L’écart est très important, mais à relativiser, un SSD NVMe est un stockage très rapide, très peu de cas d’usage bénéficieront d’un SSD 3 fois plus rapide (1,7Go/s) qu’un SSD SATA (déjà très rapide, 0,55Go/s) au lieu de 2,3 fois (1,26Go/s).

La preuve ? 😉

Lzo fait aussi bien que les plus faibles niveaux de compression zstd . Zlib est complètement à la ramasse, on repasse sur les performances d’un SSD SATA…

Performances en lecture 📖

Je ne présente pas de graphique pour les résultats en lecture : comme pour le disque dur, la courbe est quasiment plate, les variations sont négligeables autour de 2Go/s… Et 1,4Go/s sans compression.
NB: Une valeur surprenante pour un SSD donné à 1Go/s, même si d’après de nombreux benchmark (ici 1,4Go/s) il est fréquent qu’il fasse mieux que la valeur annoncée par le constructeur (en fonction des conditions de test).
Le cache (fait de mémoire plus rapide, mais limité à quelques Go) doit aussi jouer.
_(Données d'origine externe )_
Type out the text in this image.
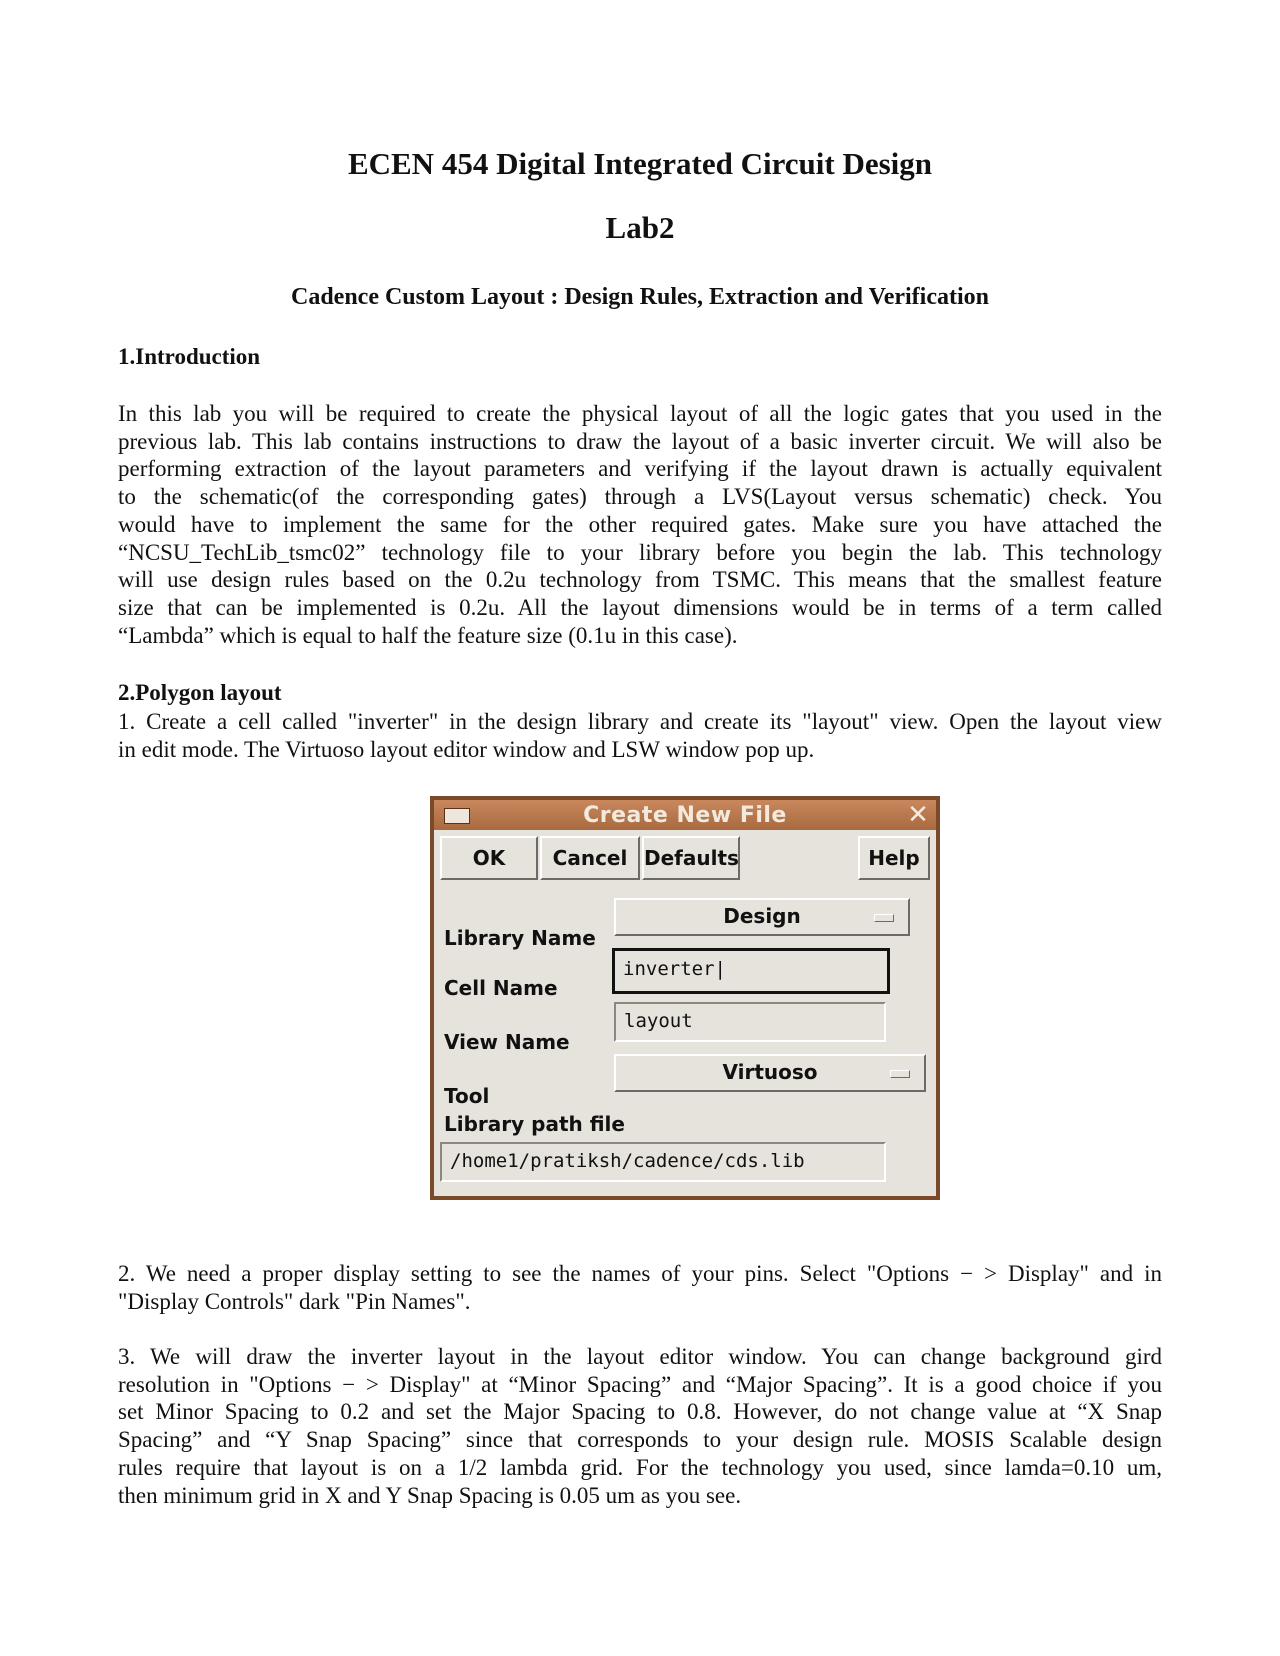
ECEN 454 Digital Integrated Circuit Design
Lab2
Cadence Custom Layout : Design Rules, Extraction and Verification
1.Introduction
In this lab you will be required to create the physical layout of all the logic gates that you used in the
previous lab. This lab contains instructions to draw the layout of a basic inverter circuit. We will also be
performing extraction of the layout parameters and verifying if the layout drawn is actually equivalent
to the schematic(of the corresponding gates) through a LVS(Layout versus schematic) check. You
would have to implement the same for the other required gates. Make sure you have attached the
“NCSU_TechLib_tsmc02” technology file to your library before you begin the lab. This technology
will use design rules based on the 0.2u technology from TSMC. This means that the smallest feature
size that can be implemented is 0.2u. All the layout dimensions would be in terms of a term called
“Lambda” which is equal to half the feature size (0.1u in this case).
2.Polygon layout
1. Create a cell called "inverter" in the design library and create its "layout" view. Open the layout view
in edit mode. The Virtuoso layout editor window and LSW window pop up.
Create New File	✕
OK	Cancel Defaults	Help
Library Name
Design
Cell Name
inverter|
View Name
layout
Tool
Virtuoso
Library path file
/home1/pratiksh/cadence/cds.lib
2. We need a proper display setting to see the names of your pins. Select "Options − > Display" and in
"Display Controls" dark "Pin Names".
3. We will draw the inverter layout in the layout editor window. You can change background gird
resolution in "Options − > Display" at “Minor Spacing” and “Major Spacing”. It is a good choice if you
set Minor Spacing to 0.2 and set the Major Spacing to 0.8. However, do not change value at “X Snap
Spacing” and “Y Snap Spacing” since that corresponds to your design rule. MOSIS Scalable design
rules require that layout is on a 1/2 lambda grid. For the technology you used, since lamda=0.10 um,
then minimum grid in X and Y Snap Spacing is 0.05 um as you see.
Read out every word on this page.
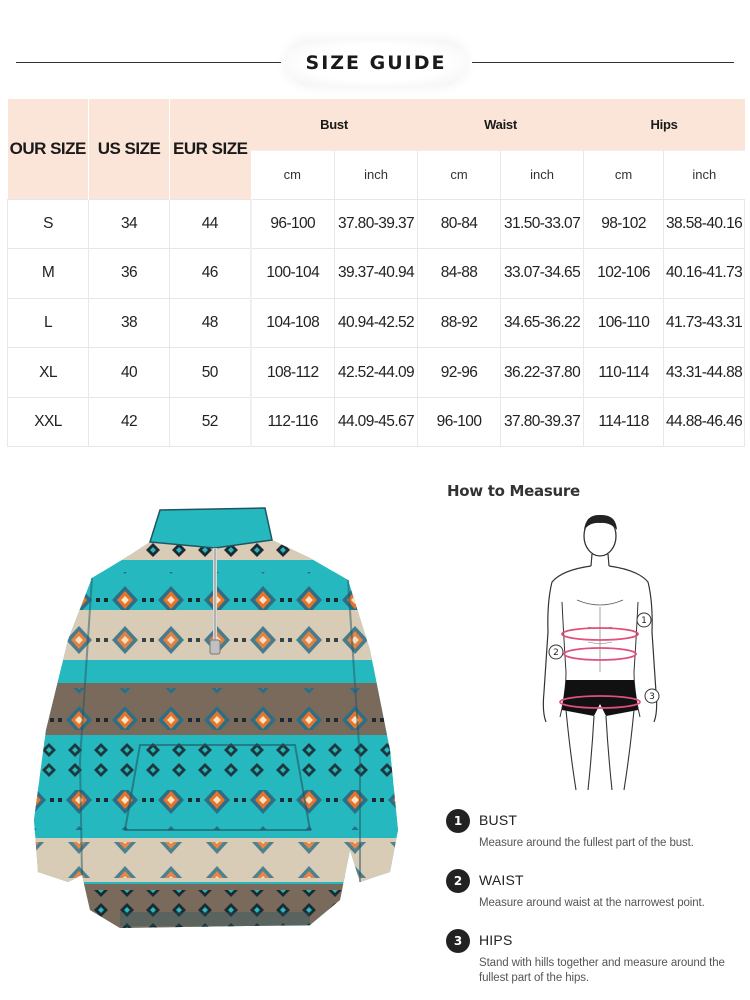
SIZE GUIDE
OUR SIZE	US SIZE	EUR SIZE	Bust		Waist		Hips	
			cm	inch	cm	inch	cm	inch
S	34	44	96-100	37.80-39.37	80-84	31.50-33.07	98-102	38.58-40.16
M	36	46	100-104	39.37-40.94	84-88	33.07-34.65	102-106	40.16-41.73
L	38	48	104-108	40.94-42.52	88-92	34.65-36.22	106-110	41.73-43.31
XL	40	50	108-112	42.52-44.09	92-96	36.22-37.80	110-114	43.31-44.88
XXL	42	52	112-116	44.09-45.67	96-100	37.80-39.37	114-118	44.88-46.46
How to Measure
1
2
3
1	BUST
Measure around the fullest part of the bust.
2	WAIST
Measure around waist at the narrowest point.
3	HIPS
Stand with hills together and measure around the fullest part of the hips.
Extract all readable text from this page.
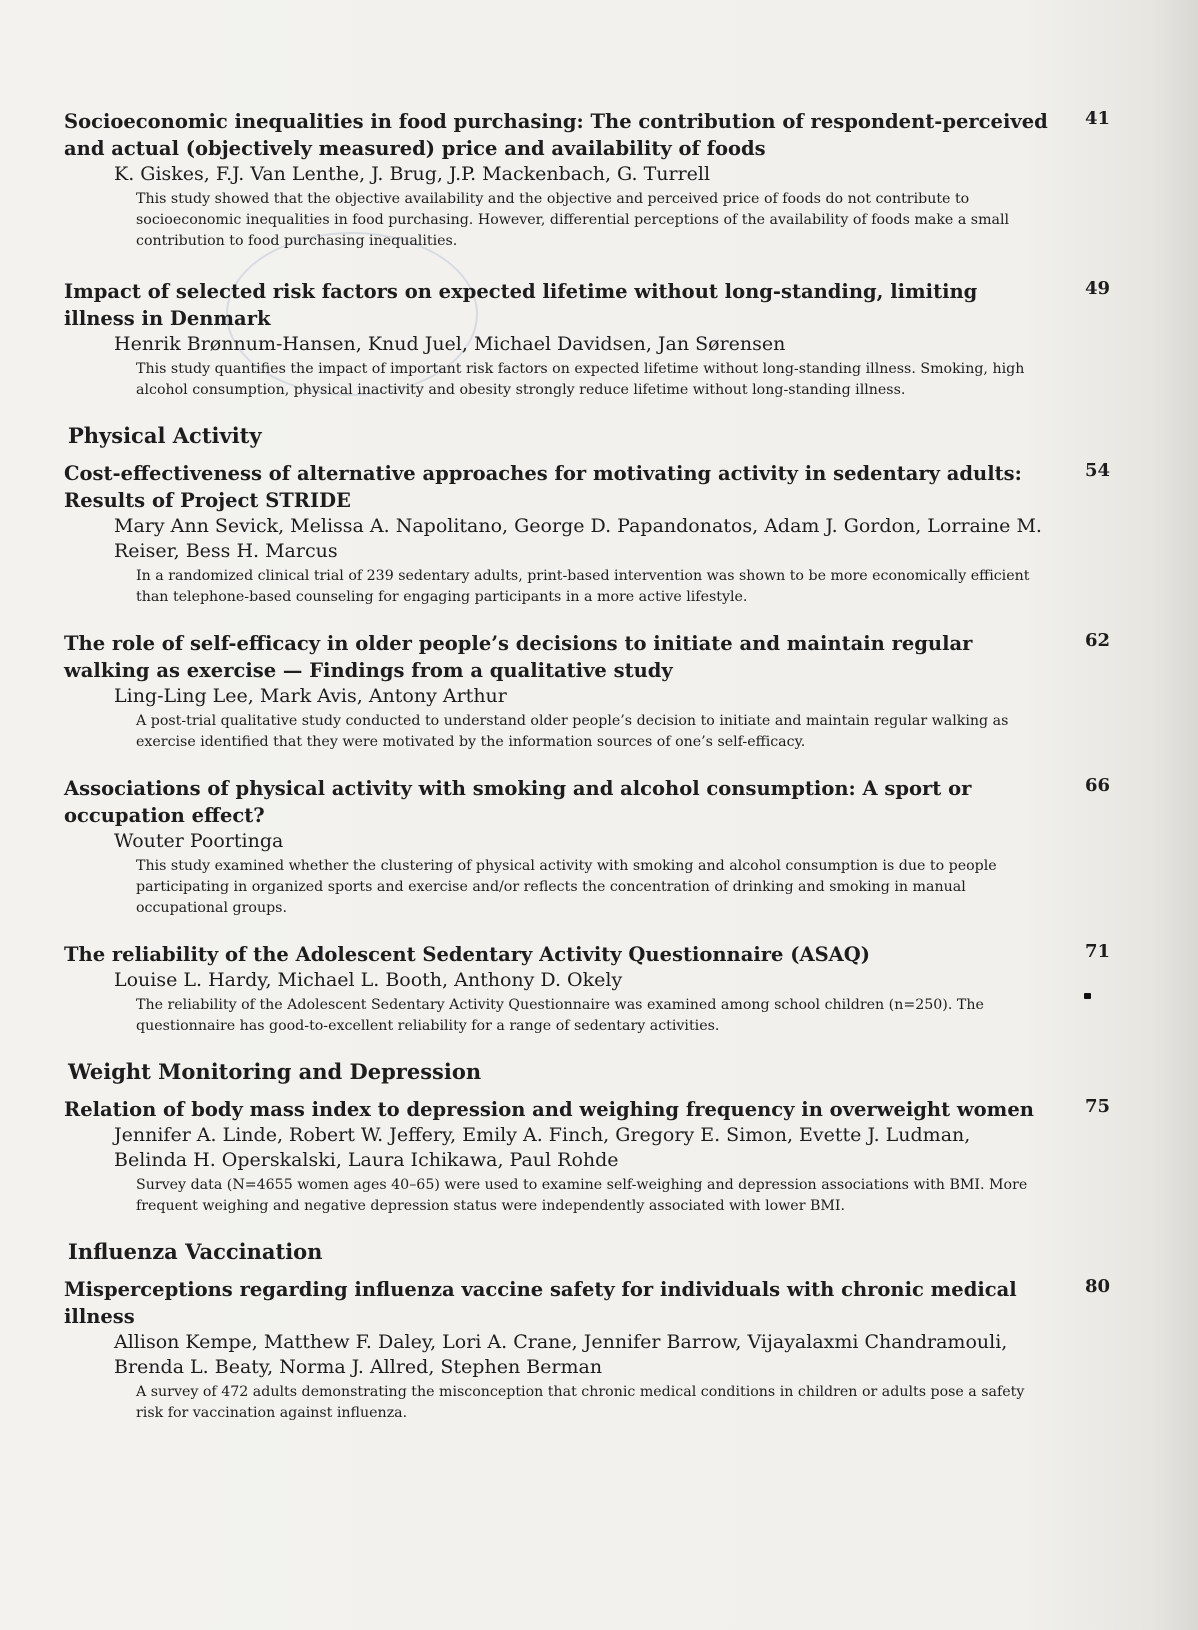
41
Socioeconomic inequalities in food purchasing: The contribution of respondent-perceived and actual (objectively measured) price and availability of foods
K. Giskes, F.J. Van Lenthe, J. Brug, J.P. Mackenbach, G. Turrell
This study showed that the objective availability and the objective and perceived price of foods do not contribute to socioeconomic inequalities in food purchasing. However, differential perceptions of the availability of foods make a small contribution to food purchasing inequalities.
49
Impact of selected risk factors on expected lifetime without long-standing, limiting illness in Denmark
Henrik Brønnum-Hansen, Knud Juel, Michael Davidsen, Jan Sørensen
This study quantifies the impact of important risk factors on expected lifetime without long-standing illness. Smoking, high alcohol consumption, physical inactivity and obesity strongly reduce lifetime without long-standing illness.
Physical Activity
54
Cost-effectiveness of alternative approaches for motivating activity in sedentary adults: Results of Project STRIDE
Mary Ann Sevick, Melissa A. Napolitano, George D. Papandonatos, Adam J. Gordon, Lorraine M. Reiser, Bess H. Marcus
In a randomized clinical trial of 239 sedentary adults, print-based intervention was shown to be more economically efficient than telephone-based counseling for engaging participants in a more active lifestyle.
62
The role of self-efficacy in older people’s decisions to initiate and maintain regular walking as exercise — Findings from a qualitative study
Ling-Ling Lee, Mark Avis, Antony Arthur
A post-trial qualitative study conducted to understand older people’s decision to initiate and maintain regular walking as exercise identified that they were motivated by the information sources of one’s self-efficacy.
66
Associations of physical activity with smoking and alcohol consumption: A sport or occupation effect?
Wouter Poortinga
This study examined whether the clustering of physical activity with smoking and alcohol consumption is due to people participating in organized sports and exercise and/or reflects the concentration of drinking and smoking in manual occupational groups.
71
The reliability of the Adolescent Sedentary Activity Questionnaire (ASAQ)
Louise L. Hardy, Michael L. Booth, Anthony D. Okely
The reliability of the Adolescent Sedentary Activity Questionnaire was examined among school children (n=250). The questionnaire has good-to-excellent reliability for a range of sedentary activities.
Weight Monitoring and Depression
75
Relation of body mass index to depression and weighing frequency in overweight women
Jennifer A. Linde, Robert W. Jeffery, Emily A. Finch, Gregory E. Simon, Evette J. Ludman, Belinda H. Operskalski, Laura Ichikawa, Paul Rohde
Survey data (N=4655 women ages 40–65) were used to examine self-weighing and depression associations with BMI. More frequent weighing and negative depression status were independently associated with lower BMI.
Influenza Vaccination
80
Misperceptions regarding influenza vaccine safety for individuals with chronic medical illness
Allison Kempe, Matthew F. Daley, Lori A. Crane, Jennifer Barrow, Vijayalaxmi Chandramouli, Brenda L. Beaty, Norma J. Allred, Stephen Berman
A survey of 472 adults demonstrating the misconception that chronic medical conditions in children or adults pose a safety risk for vaccination against influenza.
Ainsi un fichier plus petit (1,1Go) est transféré à 2,34Go/s.

Je note toutefois une légère augmentation des performances (+6%) au niveau de compression 15, qui est peut-être due à la compression très légèrement supérieure (~1% de 5Go, soit 50Mo… question d’arrondi ?).

Au vu des résultats en écriture, je n’ai pas pris le temps de tester les compression lzo et zlib. Elles ne me semblent rien apporter.

Le taux de compression

De façon surprenante, le taux de compression est très stable entre les différents niveaux de compression zstd (2% entre 1 et 15…). Dans mon cas, autour de 66-67%. J’ai essayé avec d’autres fichiers, ça ne semble pas lié à mon fichier de test (et d’autres ont fait la même observation). Je n’ai pas d’explication à ce phénomène.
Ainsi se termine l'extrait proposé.